Q&A with Vivek Warrier
Vivek Warrier moderated the panel on Gas and LNG in North America at the Oil & Gas Council's recent North American Assembly in Houston. Panel members were:
- Eric Dyer - CFO, Tamboran Resources
- Greg Vesey - Chief Executive Officer & Managing Director, LNG Limited
- James Wyper - Managing Director, Stonepeak Infrastructure Partners
- Carlos Wheelock - Head of LNG – Americas, Vitol
What was a main take-away from the Gas and LNG panel?
Vivek Warrier moderating the panel on
Vivek Warrier (VW): One of the key take-aways is the extent to which environmental, social and governance (ESG) concerns are driving growth in the LNG space. As energy demand grows in Asia, various governments have reflexively turned to emissions intense coal fired generation to meet incremental demand.
Natural gas has less than half the emissions intensity of coal. Natural gas can displace coal in Asia and reconcile the need to reduce emissions with increased power demand. Recognition of this fact is driving LNG export growth in North America and intensifying demand for LNG in Asian markets. In Europe, countries that have not already done so are also aggressively planning to phase out coal.
The United States is the top producer of natural gas in the world and Canada is fourth. What's needed to keep North American LNG exports growing?
VW: Both the United States and Canada possess massive reserves of natural gas that well exceed several lifetimes of domestic demand. It is commercially intuitive that excess resource should be exported to meet demand, and help reduce emissions, elsewhere.
What's needed is investment in regasification and distribution infrastructure in Asian and European markets. Gas-to-power projects can be expensive and challenging. While countries like China and India have the resources to undertake such large scale LNG developments, smaller markets in Asia may not. According to our panellists, the solution may be more integration along the value chain, with LNG exporters providing some assistance in underwriting downstream regasification facilities.
What are new trends in structuring and financing in the LNG sector?
VW: At the most basic level, an LNG export facility and all the related facilities along the value chain are essentially a long-life infrastructure play. Our panellists noted that this base structure can give rise to diverse economic models. In the United States we have seen the emergence and demonstrable success of tolling models where the facility owner charges a fee to liquefy and sell LNG, without having any ownership or involvement in the underlying resource. In other countries we are seeing ever greater horizontal integration with producers, LNG exporters and off-takers equalizing ownership across the entire LNG chain, creating more alignment between partners. The advance of floating LNG technology is enabling developments on a smaller scale.
The price of natural gas, and the fact that LNG export facilities take years to build, continue to be critical considerations. Market demand doesn’t necessarily coincide with pricing fluctuations.
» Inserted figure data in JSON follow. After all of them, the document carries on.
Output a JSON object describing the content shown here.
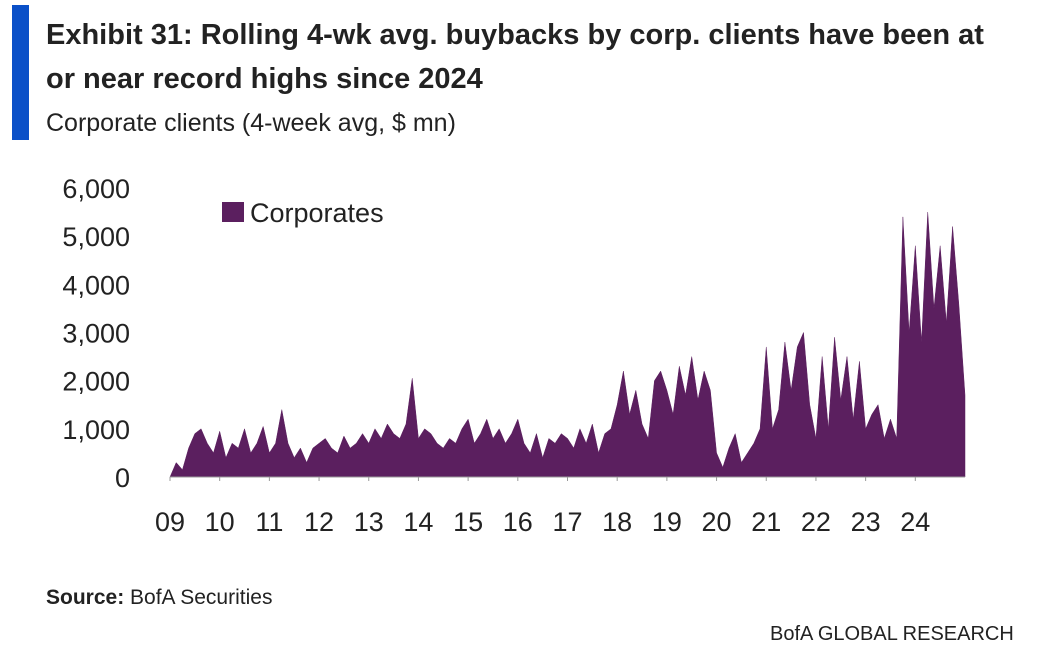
{
  "chart_data": {
    "type": "area",
    "title": [
      "Exhibit 31: Rolling 4-wk avg. buybacks by corp. clients have been at",
      "or near record highs since 2024"
    ],
    "subtitle": "Corporate clients (4-week avg, $ mn)",
    "source": {
      "label": "Source:",
      "text": "BofA Securities"
    },
    "footer": "BofA GLOBAL RESEARCH",
    "legend": "upper left",
    "xlim": [
      2009,
      2025
    ],
    "xticks": [
      {
        "value": 2009,
        "label": "09"
      },
      {
        "value": 2010,
        "label": "10"
      },
      {
        "value": 2011,
        "label": "11"
      },
      {
        "value": 2012,
        "label": "12"
      },
      {
        "value": 2013,
        "label": "13"
      },
      {
        "value": 2014,
        "label": "14"
      },
      {
        "value": 2015,
        "label": "15"
      },
      {
        "value": 2016,
        "label": "16"
      },
      {
        "value": 2017,
        "label": "17"
      },
      {
        "value": 2018,
        "label": "18"
      },
      {
        "value": 2019,
        "label": "19"
      },
      {
        "value": 2020,
        "label": "20"
      },
      {
        "value": 2021,
        "label": "21"
      },
      {
        "value": 2022,
        "label": "22"
      },
      {
        "value": 2023,
        "label": "23"
      },
      {
        "value": 2024,
        "label": "24"
      }
    ],
    "ylim": [
      0,
      6000
    ],
    "yticks": [
      0,
      {
        "value": 1000,
        "label": "1,000"
      },
      {
        "value": 2000,
        "label": "2,000"
      },
      {
        "value": 3000,
        "label": "3,000"
      },
      {
        "value": 4000,
        "label": "4,000"
      },
      {
        "value": 5000,
        "label": "5,000"
      },
      {
        "value": 6000,
        "label": "6,000"
      }
    ],
    "x": [
      2009,
      2009.125,
      2009.25,
      2009.375,
      2009.5,
      2009.625,
      2009.75,
      2009.875,
      2010,
      2010.125,
      2010.25,
      2010.375,
      2010.5,
      2010.625,
      2010.75,
      2010.875,
      2011,
      2011.125,
      2011.25,
      2011.375,
      2011.5,
      2011.625,
      2011.75,
      2011.875,
      2012,
      2012.125,
      2012.25,
      2012.375,
      2012.5,
      2012.625,
      2012.75,
      2012.875,
      2013,
      2013.125,
      2013.25,
      2013.375,
      2013.5,
      2013.625,
      2013.75,
      2013.875,
      2014,
      2014.125,
      2014.25,
      2014.375,
      2014.5,
      2014.625,
      2014.75,
      2014.875,
      2015,
      2015.125,
      2015.25,
      2015.375,
      2015.5,
      2015.625,
      2015.75,
      2015.875,
      2016,
      2016.125,
      2016.25,
      2016.375,
      2016.5,
      2016.625,
      2016.75,
      2016.875,
      2017,
      2017.125,
      2017.25,
      2017.375,
      2017.5,
      2017.625,
      2017.75,
      2017.875,
      2018,
      2018.125,
      2018.25,
      2018.375,
      2018.5,
      2018.625,
      2018.75,
      2018.875,
      2019,
      2019.125,
      2019.25,
      2019.375,
      2019.5,
      2019.625,
      2019.75,
      2019.875,
      2020,
      2020.125,
      2020.25,
      2020.375,
      2020.5,
      2020.625,
      2020.75,
      2020.875,
      2021,
      2021.125,
      2021.25,
      2021.375,
      2021.5,
      2021.625,
      2021.75,
      2021.875,
      2022,
      2022.125,
      2022.25,
      2022.375,
      2022.5,
      2022.625,
      2022.75,
      2022.875,
      2023,
      2023.125,
      2023.25,
      2023.375,
      2023.5,
      2023.625,
      2023.75,
      2023.875,
      2024,
      2024.125,
      2024.25,
      2024.375,
      2024.5,
      2024.625,
      2024.75,
      2024.875,
      2025
    ],
    "series": [
      {
        "name": "Corporates",
        "color": "#5b1f5f",
        "values": [
          0,
          300,
          150,
          600,
          900,
          1000,
          700,
          500,
          950,
          400,
          700,
          600,
          1000,
          500,
          700,
          1050,
          500,
          700,
          1400,
          700,
          400,
          600,
          300,
          600,
          700,
          800,
          600,
          500,
          850,
          600,
          700,
          900,
          700,
          1000,
          800,
          1100,
          900,
          800,
          1100,
          2050,
          800,
          1000,
          900,
          700,
          600,
          800,
          700,
          1000,
          1200,
          700,
          900,
          1200,
          800,
          1000,
          700,
          900,
          1200,
          700,
          500,
          900,
          400,
          800,
          700,
          900,
          800,
          600,
          1000,
          700,
          1100,
          500,
          900,
          1000,
          1500,
          2200,
          1300,
          1800,
          1100,
          800,
          2000,
          2200,
          1800,
          1300,
          2300,
          1700,
          2500,
          1600,
          2200,
          1800,
          500,
          200,
          600,
          900,
          300,
          500,
          700,
          1000,
          2700,
          1000,
          1400,
          2800,
          1800,
          2700,
          3000,
          1500,
          800,
          2500,
          1000,
          2900,
          1600,
          2500,
          1200,
          2400,
          1000,
          1300,
          1500,
          800,
          1200,
          800,
          5400,
          3000,
          4800,
          2800,
          5500,
          3500,
          4800,
          3200,
          5200,
          3600,
          1700
        ]
      }
    ]
  }
}
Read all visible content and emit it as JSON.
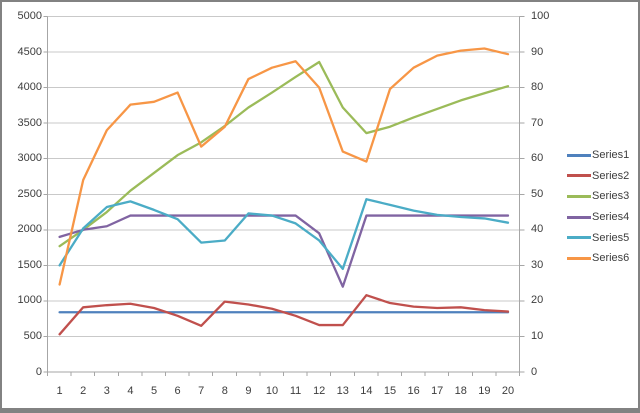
{
  "chart_data": {
    "type": "line",
    "title": "",
    "xlabel": "",
    "ylabel": "",
    "grid": true,
    "legend_position": "right",
    "x": [
      1,
      2,
      3,
      4,
      5,
      6,
      7,
      8,
      9,
      10,
      11,
      12,
      13,
      14,
      15,
      16,
      17,
      18,
      19,
      20
    ],
    "x_tick_labels": [
      "1",
      "2",
      "3",
      "4",
      "5",
      "6",
      "7",
      "8",
      "9",
      "10",
      "11",
      "12",
      "13",
      "14",
      "15",
      "16",
      "17",
      "18",
      "19",
      "20"
    ],
    "left_axis": {
      "min": 0,
      "max": 5000,
      "step": 500,
      "tick_labels": [
        "0",
        "500",
        "1000",
        "1500",
        "2000",
        "2500",
        "3000",
        "3500",
        "4000",
        "4500",
        "5000"
      ]
    },
    "right_axis": {
      "min": 0,
      "max": 100,
      "step": 10,
      "tick_labels": [
        "0",
        "10",
        "20",
        "30",
        "40",
        "50",
        "60",
        "70",
        "80",
        "90",
        "100"
      ]
    },
    "series": [
      {
        "name": "Series1",
        "color": "#4F81BD",
        "values": [
          840,
          840,
          840,
          840,
          840,
          840,
          840,
          840,
          840,
          840,
          840,
          840,
          840,
          840,
          840,
          840,
          840,
          840,
          840,
          840
        ]
      },
      {
        "name": "Series2",
        "color": "#C0504D",
        "values": [
          530,
          910,
          940,
          960,
          900,
          790,
          650,
          990,
          950,
          890,
          790,
          660,
          660,
          1080,
          970,
          920,
          900,
          910,
          870,
          850
        ]
      },
      {
        "name": "Series3",
        "color": "#9BBB59",
        "values": [
          1770,
          2000,
          2250,
          2550,
          2800,
          3050,
          3230,
          3460,
          3720,
          3930,
          4150,
          4360,
          3720,
          3360,
          3450,
          3580,
          3700,
          3820,
          3920,
          4020
        ]
      },
      {
        "name": "Series4",
        "color": "#8064A2",
        "values": [
          1900,
          2000,
          2050,
          2200,
          2200,
          2200,
          2200,
          2200,
          2200,
          2200,
          2200,
          1950,
          1200,
          2200,
          2200,
          2200,
          2200,
          2200,
          2200,
          2200
        ]
      },
      {
        "name": "Series5",
        "color": "#4BACC6",
        "values": [
          1500,
          2020,
          2320,
          2400,
          2280,
          2150,
          1820,
          1850,
          2230,
          2200,
          2090,
          1850,
          1450,
          2430,
          2350,
          2270,
          2210,
          2180,
          2160,
          2100
        ]
      },
      {
        "name": "Series6",
        "color": "#F79646",
        "values": [
          1230,
          2700,
          3400,
          3760,
          3800,
          3930,
          3170,
          3450,
          4120,
          4280,
          4370,
          4000,
          3100,
          2960,
          3980,
          4280,
          4450,
          4520,
          4550,
          4470
        ]
      }
    ],
    "colors": {
      "gridline": "#C9C9C9",
      "axis_line": "#A6A6A6",
      "tick_text": "#3D3D3D",
      "frame_border": "#828282",
      "background": "#FFFFFF"
    }
  }
}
That’s one of the reasons more long term partnerships in the sector are anticipated.
What is the view from the United States on the Canadian LNG industry?
VW: The panel agreed that Canada needs to get comfortable with building pipelines again. We know from a Canadian perspective there is broad support for gas pipelines and the need to develop a domestic LNG industry. Both the federal and BC provincial governments are steadfastly in support of the $40 billion LNG Canada plant in Kitimat, and there is increased interest from around the world in the value proposition of Canadian LNG. Shorter shipping distances and our reputational advantage of having a rigorous regulatory system attuned to climate concerns are clear advantages. There was agreement that Canada should also look to our East coast to potentially serve European markets.
The panellists also were universally of the view that Canada needs to do a better job of telling the compelling ESG story around the Canadian natural gas industry . . . and tell it well. Displacing coal in Asia with Canadian LNG has a strong appeal, but the window of opportunity has its limits.
What's the state of the LNG industry in the United States and where are the opportunities?
VW: The opportunities in the United States are huge. Just last week, four new LNG export projects were approved by the Federal Energy Regulatory Commission, adding to seven others that were approved earlier this year.
Supply-wise, the United States set new records in natural gas production, consumption, and exports in 2018. It's remarkable that in 2014, LNG accounted for just 1% of total U.S. natural gas exports. In 2018, it's 30%.
Investors and companies are being more strategic. LNG producers are looking for new sources of customer demand. Fluctuating natural gas prices are a concern, as is the difficulty in forecasting the market on a long term basis. Commercial viability and environmental pressures will continue to affect demand growth.
350 C-level business leaders from 320 organizations attended the North American Assembly in Houston. How did you enjoy moderating the Gas and LNG panel?
VW: I would like to thank the Oil and Gas Council for once again organizing a first class executive calibre event. I would also like to express my gratitude and appreciation to the members of our LNG panel. Each of these individuals have an extraordinary depth of knowledge regarding the LNG industry derived from multifaceted engagement with the sector. The panel delivered sophisticated insights on every aspect of the LNG value chain, from project development, feedstock and offtake dynamics across the globe, global pricing trends and geo-political and climate related challenges.